Victorian Labor’s former deputy campaign director, Kos Samaras, raised eyebrows in some Labor circles when he originally appeared on CPAC’s billing before vanishing from the line-up. He tells CBD he was set to appear as a pollster to comment on the Voice referendum’s state of play, but family commitments trumped the booking.

FOUR CORNERS’ WHITE FLAG

Corners of Twitter-slash-X began grumbling on Sunday when it appeared a much-promoted Four Corners episode about the big four consulting firms had been inexplicably swapped out with an investigation into fast fashion monolith Shein.

It was billed as “Four Corners takes on the big consultants”, and the investigation called Shadow State promised to zero in on KPMG, which has escaped the lion’s share of bad press as PwC buckles under the brunt of the scrutiny.
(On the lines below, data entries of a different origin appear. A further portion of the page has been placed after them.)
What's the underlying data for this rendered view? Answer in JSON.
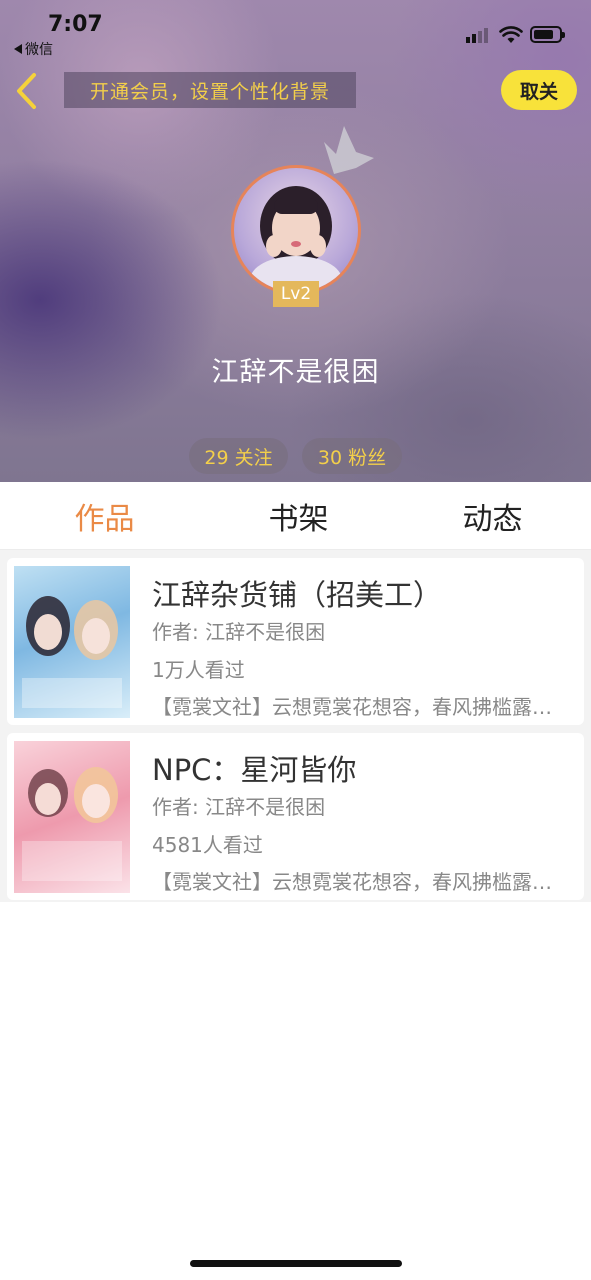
{
  "status_bar": {
    "time": "7:07",
    "back_app": "微信",
    "icons": [
      "signal-icon",
      "wifi-icon",
      "battery-icon"
    ]
  },
  "header": {
    "back_icon": "chevron-left-icon",
    "vip_banner": "开通会员，设置个性化背景",
    "follow_button": "取关"
  },
  "profile": {
    "avatar_icon": "avatar",
    "crown_icon": "crown-icon",
    "level": "Lv2",
    "username": "江辞不是很困",
    "following": "29 关注",
    "fans": "30 粉丝"
  },
  "tabs": [
    {
      "label": "作品",
      "active": true
    },
    {
      "label": "书架",
      "active": false
    },
    {
      "label": "动态",
      "active": false
    }
  ],
  "works": [
    {
      "title": "江辞杂货铺（招美工）",
      "author": "作者: 江辞不是很困",
      "views": "1万人看过",
      "description": "【霓裳文社】云想霓裳花想容，春风拂槛露华浓"
    },
    {
      "title": "NPC：星河皆你",
      "author": "作者: 江辞不是很困",
      "views": "4581人看过",
      "description": "【霓裳文社】云想霓裳花想容，春风拂槛露华浓"
    }
  ],
  "colors": {
    "accent_orange": "#ea8a46",
    "accent_yellow": "#f8e23a",
    "gold_text": "#f3cf4a",
    "level_badge": "#e4b85b"
  }
}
But what was afoot? A legal challenge?

Had the investigation been canned altogether?No, but Sam Kerr was reportedly back to play in the World Cup in Australia’s do-or-die duel with Canada.

That match-up is anyone’s game, but when it comes to ratings competition between Four Corners and the Matildas, the ABC figured the girls in yellow were unbeatable. The investigation was moved to August 7, so it doesn’t clash with the game, Four Corners reporter Angus Grigg confirmed. Corporate accountability can always wait another week.